For the two accountants in charge of guarding the exalted Oscars envelopes, the final minutes of the 89th Academy Awards were supposed to be the culmination of weeks of hard work - a triumphant moment to cap off yet another prominent success.
Instead, there was a historic, now-infamous error: The wrong envelope was handed to best picture presenters Faye Dunaway and Warren Beatty, and for nearly two excruciating minutes, La La Land was celebrated as the winner of cinema's most coveted prize - which rightfully belonged to Moonlight.
Now, in the aftermath of the spectacular Oscars debacle, all eyes have turned toward veteran Pricewaterhouse Coopers accountant Brian Cullinan, after the firm identified him as the man responsible for the mistake.
"PwC takes full responsibility for the series of mistakes and breaches of established protocols during last night's Oscars," Pricewaterhouse Coopers said in a statement to The Washington Post.
"PwC Partner Brian Cullinan mistakenly handed the back-up envelope for Actress in a Leading Role instead of the envelope for Best Picture to presenters Warren Beatty and Faye Dunaway."

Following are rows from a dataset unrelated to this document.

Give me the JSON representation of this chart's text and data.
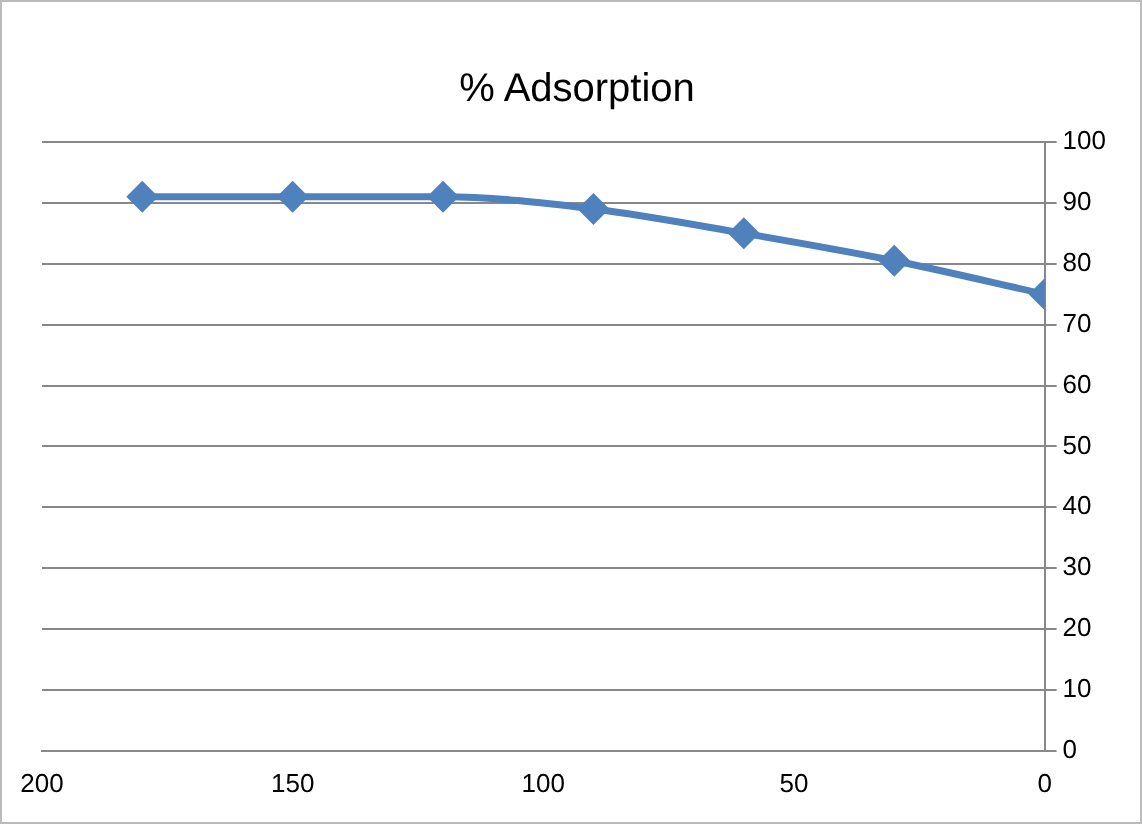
{
  "chart_data": {
    "type": "line",
    "title": "% Adsorption",
    "x": [
      180,
      150,
      120,
      90,
      60,
      30,
      0
    ],
    "series": [
      {
        "color": "#4f81bd",
        "values": [
          91,
          91,
          91,
          89,
          85,
          80.5,
          75
        ]
      }
    ],
    "xlim": [
      200,
      0
    ],
    "xticks": [
      200,
      150,
      100,
      50,
      0
    ],
    "ylim": [
      0,
      100
    ],
    "yticks": [
      0,
      10,
      20,
      30,
      40,
      50,
      60,
      70,
      80,
      90,
      100
    ],
    "grid": "y",
    "legend": false,
    "marker": "diamond",
    "line_style": "solid"
  }
}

It was a swift fall for Cullinan, who, just days ago, was immersed in the usual pre-Oscars routine: tallying ballots, cheerfully conducting interviews about his job as Oscar "ballot leader" and posing for photos - a smiling, charismatic fellow who, many have noted, bears something of a resemblance to actor Matt Damon.

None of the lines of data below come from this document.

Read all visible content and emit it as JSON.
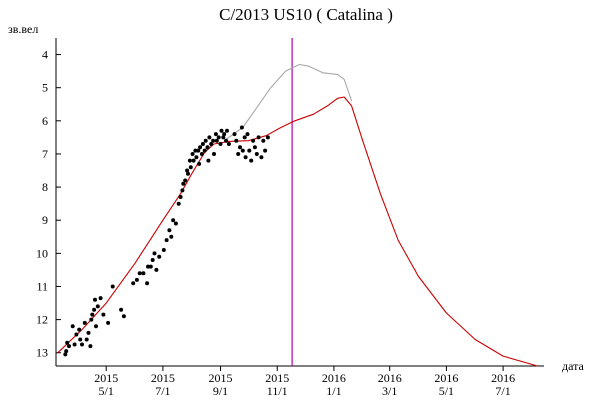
{
  "chart_data": {
    "type": "line",
    "title": "C/2013 US10 ( Catalina )",
    "ylabel": "зв.вел",
    "xlabel": "дата",
    "y_axis": {
      "min": 3.5,
      "max": 13.4,
      "inverted": true,
      "ticks": [
        4,
        5,
        6,
        7,
        8,
        9,
        10,
        11,
        12,
        13
      ]
    },
    "x_axis": {
      "min": "2015-03-08",
      "max": "2016-08-14",
      "ticks": [
        {
          "date": "2015-05-01",
          "year": "2015",
          "md": "5/1"
        },
        {
          "date": "2015-07-01",
          "year": "2015",
          "md": "7/1"
        },
        {
          "date": "2015-09-01",
          "year": "2015",
          "md": "9/1"
        },
        {
          "date": "2015-11-01",
          "year": "2015",
          "md": "11/1"
        },
        {
          "date": "2016-01-01",
          "year": "2016",
          "md": "1/1"
        },
        {
          "date": "2016-03-01",
          "year": "2016",
          "md": "3/1"
        },
        {
          "date": "2016-05-01",
          "year": "2016",
          "md": "5/1"
        },
        {
          "date": "2016-07-01",
          "year": "2016",
          "md": "7/1"
        }
      ]
    },
    "marker_line": {
      "date": "2015-11-17",
      "color": "#b000b0"
    },
    "series": [
      {
        "color": "#cc0000",
        "style": "line",
        "points": [
          [
            "2015-03-10",
            13.0
          ],
          [
            "2015-04-05",
            12.3
          ],
          [
            "2015-05-01",
            11.5
          ],
          [
            "2015-06-01",
            10.3
          ],
          [
            "2015-07-01",
            9.0
          ],
          [
            "2015-07-20",
            8.2
          ],
          [
            "2015-08-01",
            7.6
          ],
          [
            "2015-08-15",
            6.95
          ],
          [
            "2015-08-25",
            6.7
          ],
          [
            "2015-09-10",
            6.62
          ],
          [
            "2015-10-01",
            6.6
          ],
          [
            "2015-10-20",
            6.45
          ],
          [
            "2015-11-05",
            6.2
          ],
          [
            "2015-11-20",
            6.0
          ],
          [
            "2015-12-10",
            5.8
          ],
          [
            "2015-12-25",
            5.55
          ],
          [
            "2016-01-05",
            5.32
          ],
          [
            "2016-01-12",
            5.28
          ],
          [
            "2016-01-20",
            5.55
          ],
          [
            "2016-02-01",
            6.6
          ],
          [
            "2016-02-20",
            8.2
          ],
          [
            "2016-03-10",
            9.6
          ],
          [
            "2016-04-01",
            10.7
          ],
          [
            "2016-05-01",
            11.8
          ],
          [
            "2016-06-01",
            12.6
          ],
          [
            "2016-07-01",
            13.1
          ],
          [
            "2016-08-07",
            13.4
          ]
        ]
      },
      {
        "color": "#a8a8a8",
        "style": "line",
        "points": [
          [
            "2015-09-05",
            6.6
          ],
          [
            "2015-09-25",
            6.2
          ],
          [
            "2015-10-10",
            5.6
          ],
          [
            "2015-10-25",
            5.0
          ],
          [
            "2015-11-10",
            4.5
          ],
          [
            "2015-11-25",
            4.3
          ],
          [
            "2015-12-05",
            4.35
          ],
          [
            "2015-12-20",
            4.55
          ],
          [
            "2016-01-05",
            4.6
          ],
          [
            "2016-01-12",
            4.75
          ],
          [
            "2016-01-20",
            5.4
          ]
        ]
      },
      {
        "color": "#000000",
        "style": "dots",
        "points": [
          [
            "2015-03-18",
            13.05
          ],
          [
            "2015-03-19",
            12.95
          ],
          [
            "2015-03-20",
            12.7
          ],
          [
            "2015-03-22",
            12.8
          ],
          [
            "2015-03-26",
            12.2
          ],
          [
            "2015-03-28",
            12.75
          ],
          [
            "2015-03-30",
            12.45
          ],
          [
            "2015-04-02",
            12.3
          ],
          [
            "2015-04-03",
            12.6
          ],
          [
            "2015-04-05",
            12.75
          ],
          [
            "2015-04-08",
            12.1
          ],
          [
            "2015-04-10",
            12.6
          ],
          [
            "2015-04-12",
            12.4
          ],
          [
            "2015-04-14",
            12.8
          ],
          [
            "2015-04-15",
            12.0
          ],
          [
            "2015-04-16",
            11.85
          ],
          [
            "2015-04-18",
            11.7
          ],
          [
            "2015-04-19",
            11.4
          ],
          [
            "2015-04-20",
            12.2
          ],
          [
            "2015-04-22",
            11.6
          ],
          [
            "2015-04-25",
            11.35
          ],
          [
            "2015-04-28",
            11.85
          ],
          [
            "2015-05-03",
            12.1
          ],
          [
            "2015-05-08",
            11.0
          ],
          [
            "2015-05-17",
            11.7
          ],
          [
            "2015-05-20",
            11.9
          ],
          [
            "2015-05-30",
            10.9
          ],
          [
            "2015-06-03",
            10.8
          ],
          [
            "2015-06-06",
            10.6
          ],
          [
            "2015-06-10",
            10.6
          ],
          [
            "2015-06-14",
            10.9
          ],
          [
            "2015-06-15",
            10.4
          ],
          [
            "2015-06-18",
            10.4
          ],
          [
            "2015-06-20",
            10.2
          ],
          [
            "2015-06-22",
            10.0
          ],
          [
            "2015-06-24",
            10.5
          ],
          [
            "2015-06-27",
            10.1
          ],
          [
            "2015-07-02",
            9.9
          ],
          [
            "2015-07-05",
            9.6
          ],
          [
            "2015-07-08",
            9.3
          ],
          [
            "2015-07-10",
            9.5
          ],
          [
            "2015-07-12",
            9.0
          ],
          [
            "2015-07-15",
            9.1
          ],
          [
            "2015-07-18",
            8.5
          ],
          [
            "2015-07-20",
            8.3
          ],
          [
            "2015-07-22",
            8.1
          ],
          [
            "2015-07-23",
            7.9
          ],
          [
            "2015-07-25",
            7.8
          ],
          [
            "2015-07-27",
            7.5
          ],
          [
            "2015-07-28",
            7.6
          ],
          [
            "2015-07-30",
            7.2
          ],
          [
            "2015-07-31",
            7.4
          ],
          [
            "2015-08-02",
            7.0
          ],
          [
            "2015-08-03",
            7.2
          ],
          [
            "2015-08-05",
            6.9
          ],
          [
            "2015-08-06",
            7.1
          ],
          [
            "2015-08-08",
            6.9
          ],
          [
            "2015-08-09",
            7.3
          ],
          [
            "2015-08-10",
            6.8
          ],
          [
            "2015-08-12",
            7.0
          ],
          [
            "2015-08-13",
            6.7
          ],
          [
            "2015-08-15",
            6.9
          ],
          [
            "2015-08-16",
            6.6
          ],
          [
            "2015-08-18",
            6.8
          ],
          [
            "2015-08-19",
            7.2
          ],
          [
            "2015-08-20",
            6.5
          ],
          [
            "2015-08-22",
            6.7
          ],
          [
            "2015-08-24",
            6.6
          ],
          [
            "2015-08-25",
            7.0
          ],
          [
            "2015-08-27",
            6.4
          ],
          [
            "2015-08-28",
            6.6
          ],
          [
            "2015-08-30",
            6.5
          ],
          [
            "2015-09-01",
            6.7
          ],
          [
            "2015-09-02",
            6.3
          ],
          [
            "2015-09-04",
            6.5
          ],
          [
            "2015-09-05",
            6.4
          ],
          [
            "2015-09-07",
            6.6
          ],
          [
            "2015-09-08",
            6.3
          ],
          [
            "2015-09-10",
            6.7
          ],
          [
            "2015-09-16",
            6.4
          ],
          [
            "2015-09-18",
            6.6
          ],
          [
            "2015-09-20",
            7.0
          ],
          [
            "2015-09-22",
            6.8
          ],
          [
            "2015-09-24",
            6.2
          ],
          [
            "2015-09-25",
            6.9
          ],
          [
            "2015-09-27",
            6.5
          ],
          [
            "2015-09-28",
            7.1
          ],
          [
            "2015-09-30",
            6.4
          ],
          [
            "2015-10-02",
            6.9
          ],
          [
            "2015-10-04",
            7.2
          ],
          [
            "2015-10-06",
            6.6
          ],
          [
            "2015-10-08",
            6.8
          ],
          [
            "2015-10-10",
            7.0
          ],
          [
            "2015-10-12",
            6.5
          ],
          [
            "2015-10-15",
            7.1
          ],
          [
            "2015-10-17",
            6.6
          ],
          [
            "2015-10-19",
            6.9
          ],
          [
            "2015-10-22",
            6.5
          ]
        ]
      }
    ]
  }
}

This was Cullinan's fourth year overseeing the meticulous and highly secretive Oscar balloting process, along with fellow PwC accountant Martha Ruiz.
And he was proud of his glamorous gig, as he made clear in a recent interview (which has since been removed) with the academy's public relations team. He talked about the extra measures involved in checking and re-checking the votes for every award category, and how he and Ruiz are charged with memorising every single winner before the envelopes - two duplicate sets, one for each partner stationed on either side of the stage - are sealed.

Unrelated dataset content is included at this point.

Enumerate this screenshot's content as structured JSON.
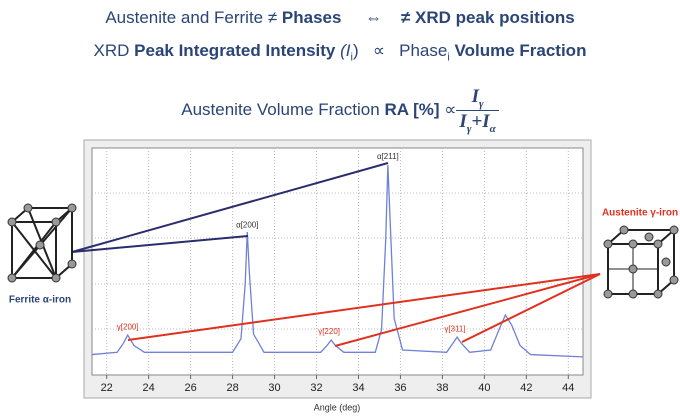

He acknowledged both the simplicity and paramount importance of his role during the show itself: "It doesn't sound very complicated," Cullinan said, "but you have to make sure you're giving the presenter the right envelope."
But that obviously didn't happen, and some swiftly suggested that Cullinan's attention wasn't solely focused on the task at hand: Just moments before he handed the wrong envelope to Beatty, Cullinan tweeted a photo of best actress winner Emma Stone clutching her statuette backstage.
The tweet has since been deleted, and Pricewaterhouse Coopers has not commented on Cullinan's social media use. (In a report Tuesday, People magazine quoted an anonymous source who said Cullinan had been specifically instructed not to tweet during the show.)
And the breakdown continued even after Dunaway announced the wrong film. Even though Cullinan and Ruiz should have known instantly that a grievous error had occurred, no one else in the Dolby Theatre was aware of the mishap for nearly two full minutes - long enough for the cast and crew of La La Land to embrace, take the stage, and deliver several acceptance speeches for a prize they didn't actually win.
"Once the error occurred, protocols for correcting it were not followed through quickly enough by Mr. Cullinan or his partner," PwC acknowledged in its statement. The firm added: "For the past 83 years, the Academy has entrusted PwC with the integrity of the awards process during the ceremony, and last night we failed the Academy."
Tim Ryan, PwC's U.S. chairman and senior partner, told
that he had personally spoken to Cullinan, who was understandably distraught by the high-profile blunder.
"He feels very, very terrible and horrible," Ryan said. "He is very upset about this mistake. And it is also my mistake, our mistake, and we all feel very bad."
On Tuesday, the future of the 83-year relationship between Pricewaterhouse Coopers and the academy remained uncertain.
"For the last 83 years, the Academy has entrusted PwC to handle the critical tabulation process, including the accurate delivery of results. PwC has taken full responsibility for the breaches of established protocols that took place during the ceremony," the academy said in a statement released late Monday.
"We have spent last night and today investigating the circumstances, and will determine what actions are appropriate going forward. We are unwaveringly committed to upholding the integrity of the Oscars and the Academy of Motion Picture Arts and Sciences."